In the months before I left home for college, my mother and I did a lot of shopping. We loaded up on loose fitting but neat crew neck Shetland sweaters, baggy Levi's jeans from the boys' department, and khaki pants that accentuated, um, nothing. It was bad enough that I was only sixteen; worse, still, that I looked as if I were twelve.
My choice of school was in no small measure influenced by my mother's opinions, which were, in no small measure, based upon, well, I'm not exactly sure. I was taught early on that mother knows best -- with father coming in at a close second, if only because he usually backed mother up. I assumed, as I always had, that I was woefully unqualified to make major life decisions about my own life, an assumption that carries with it the perk of never making your own mistakes.

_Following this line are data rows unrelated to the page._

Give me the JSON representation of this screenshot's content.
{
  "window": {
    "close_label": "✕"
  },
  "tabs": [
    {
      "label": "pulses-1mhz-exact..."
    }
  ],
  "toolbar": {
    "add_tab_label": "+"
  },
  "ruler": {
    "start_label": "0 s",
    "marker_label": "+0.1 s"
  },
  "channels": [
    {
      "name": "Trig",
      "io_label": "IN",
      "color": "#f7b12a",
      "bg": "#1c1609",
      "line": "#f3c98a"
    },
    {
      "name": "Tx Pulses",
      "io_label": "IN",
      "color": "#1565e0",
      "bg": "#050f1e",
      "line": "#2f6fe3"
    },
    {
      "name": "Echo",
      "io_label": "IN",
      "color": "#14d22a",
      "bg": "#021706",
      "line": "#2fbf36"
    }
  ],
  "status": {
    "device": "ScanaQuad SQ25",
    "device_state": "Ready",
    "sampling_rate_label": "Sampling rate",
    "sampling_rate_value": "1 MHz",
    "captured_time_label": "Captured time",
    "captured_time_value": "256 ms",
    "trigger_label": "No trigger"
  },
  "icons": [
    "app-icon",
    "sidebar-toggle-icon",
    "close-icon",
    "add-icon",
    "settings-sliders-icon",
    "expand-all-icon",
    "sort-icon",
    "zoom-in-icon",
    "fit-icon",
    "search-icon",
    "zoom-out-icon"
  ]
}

By virtue of either benign neglect or a lingering skepticism about my own judgment, I have allowed my children to make their own major life choices and to risk making their own mistakes. In a few months, my youngest daughter and most of her friends will be off to the colleges they want to attend. Their suitcases will be devoid of Shetland sweaters and boys' Levis and androgynous khakis, and filled with clothing that accentuates, um, pretty much everything. They are eighteen (or close to it) and look every bit their age, and then some. If they choose to get married one day, they would never be caught dead in one of the puffy sleeved wedding dresses their moms wore. As unprepared as we are for their departure, they are more ready than we could ever have been.
We celebrated Spring Break in the Bahamas together, five moms, six girls. At dinner one evening, we watched the girls pile onto the karaoke stage and deliver a vampy and painfully dissonant rendition of a Beyonce hit. The one or two who can actually carry a tune were drowned out by the others, trumped by the exuberance of singing off key. At once startled and impressed by their confidence, we moms watched, speechless, as we held up our iphones to videotape the spectacle. Our babies, all grown up, strutting around in outfits our own mothers would have burned. The shutters had been thrown wide open, at least for a moment, giving us a glimpse of the world inhabited by our little girls, the innocent and bleary eyed teens we think we know, the ones who shuffle around the house in old sweats, hair piled haphazardly on top of their heads. Talk about dissonant.
I had anticipated spring break with my daughter's friends and their moms, women whom I have only known in passing for years (except for the one I never knew at all) with a mix of dread and excitement. Okay, not so much excitement as cautious optimism, and that only because the winter had been so horrendous. Back in the planning stages, I had toyed with the idea of not going. My daughter would ignore me anyway, and I was terrified the moms would too. Schoolyard fears, at fifty-four. Shame on me. Ultimately, I decided to venture outside my bubble and at least try to enjoy some climate change -- the good kind -- and maybe even some quality sleep.
As it turns out, expectations were fairly low all around. Middle aged women, all as nervous about fitting in for five days as our daughters are about beginning a life outside the nest. Even the girls admitted to having low expectations for the trip. As confident as they all seemed masquerading as mysterious womanly creatures who can sway provocatively and belt out songs off key, they are still little girls, just like their moms. The truth is -- though some might not admit it -- we all had the most fun when we were doing little girl things: jumping through waves, marveling at the sight of tropical fish, screeching down water slides, eating ice cream cones. Our daughters came home with the security of old friendships still very much intact, and we moms came home with the promise of new friendships that might even help us through the emptying of our nests.
Five Bahama mamas, six girls on the threshold of life, all bound together by a brief adventure that helped us learn a lot about each other and ourselves. Nothing lost, and a paradise gained, all of us singing off key, together.